Green Street Commercial Property Price Index

https://www.greenstreetadvisors.com/insights/CPPI

In [11]:
cppi_df = pd.read_csv(path_to_market_data + 'CPPI.csv') #, sep='\t')
cppi_df['Date'] = pd.to_datetime(cppi_df['Date'])
cppi_df.columns = ['Date', 'CPPI_All_Property' , 'CPPI_Core_Sector']
print('cppi_df:', np.min(cppi_df['Date']), np.max(cppi_df['Date']))
cppi_df.tail()
cppi_df: 1997-12-01 00:00:00 2019-08-01 00:00:00
Out[11]:
Date CPPI_All_Property CPPI_Core_Sector
256 2019-04-01 131.9 129.9
257 2019-05-01 132.9 131.1
258 2019-06-01 133.4 132.3
259 2019-07-01 133.4 132.4
260 2019-08-01 133.8 132.7
In [12]:
cppi_df_tmp = cppi_df.copy()
sp500_df_tmp = sp500_df.copy()

cut_off_date = '2007-01-01'
cppi_df_tmp = cppi_df_tmp[cppi_df_tmp['Date'] >= cut_off_date]
sp500_df_tmp = sp500_df_tmp[sp500_df_tmp['Date'] >= cut_off_date]

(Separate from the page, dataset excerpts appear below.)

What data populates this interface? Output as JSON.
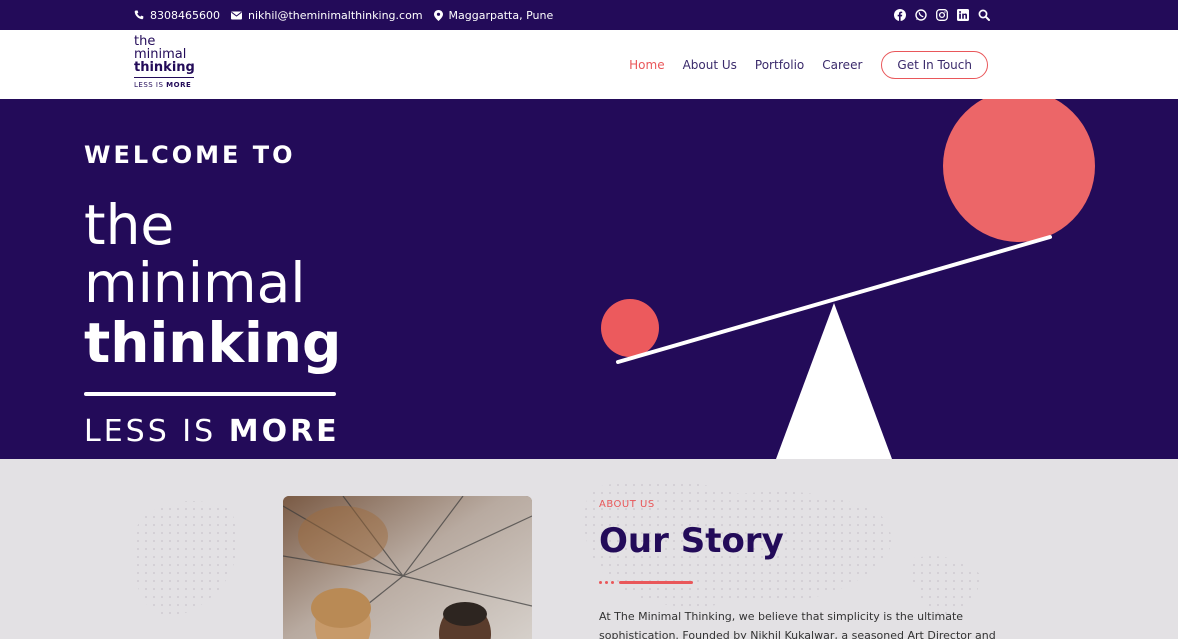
{
  "topbar": {
    "phone": "8308465600",
    "email": "nikhil@theminimalthinking.com",
    "location": "Maggarpatta, Pune",
    "social_icons": [
      "facebook-icon",
      "whatsapp-icon",
      "instagram-icon",
      "linkedin-icon",
      "search-icon"
    ]
  },
  "logo": {
    "line1": "the",
    "line2": "minimal",
    "line3": "thinking",
    "tagline_light": "LESS IS ",
    "tagline_bold": "MORE"
  },
  "nav": {
    "items": [
      {
        "label": "Home",
        "active": true
      },
      {
        "label": "About Us",
        "active": false
      },
      {
        "label": "Portfolio",
        "active": false
      },
      {
        "label": "Career",
        "active": false
      }
    ],
    "cta_label": "Get In Touch"
  },
  "hero": {
    "welcome": "WELCOME TO",
    "line1": "the",
    "line2": "minimal",
    "line3": "thinking",
    "tagline_light": "LESS IS ",
    "tagline_bold": "MORE"
  },
  "about": {
    "label": "ABOUT US",
    "title": "Our Story",
    "body": "At The Minimal Thinking, we believe that simplicity is the ultimate sophistication. Founded by Nikhil Kukalwar, a seasoned Art Director and UI/UX"
  },
  "colors": {
    "brand_purple": "#230b59",
    "accent_coral": "#e9575a",
    "section_gray": "#e3e1e4"
  }
}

fig, ax = plt.subplots(figsize=(16, 8))
plt.plot(cppi_df_tmp['Date'], cppi_df_tmp['CPPI_All_Property'], label='CPPI_All_Property', color='blue')
plt.legend(loc='lower right')
plt.title('CPPI_All_Property & SP500 - ' + str(np.max(cppi_df_tmp['Date']))[0:10])
plt.grid()

# Get second axis
ax2 = ax.twinx()
plt.plot(sp500_df_tmp['Date'],  sp500_df_tmp['SP500_Close'], label='SP500_Close',color='black')
plt.legend(loc='upper left')
plt.show()

Show Notes

(pardon typos and formatting -
these are the notes I use to make the videos)

Let's get a handle on business sentiment by looking at the PMI, BCI, CPPI and, of course, the SPY, DOW, and Russel 2000. I'll show you where to get the data and run some simple charts to get a feel of what is going on.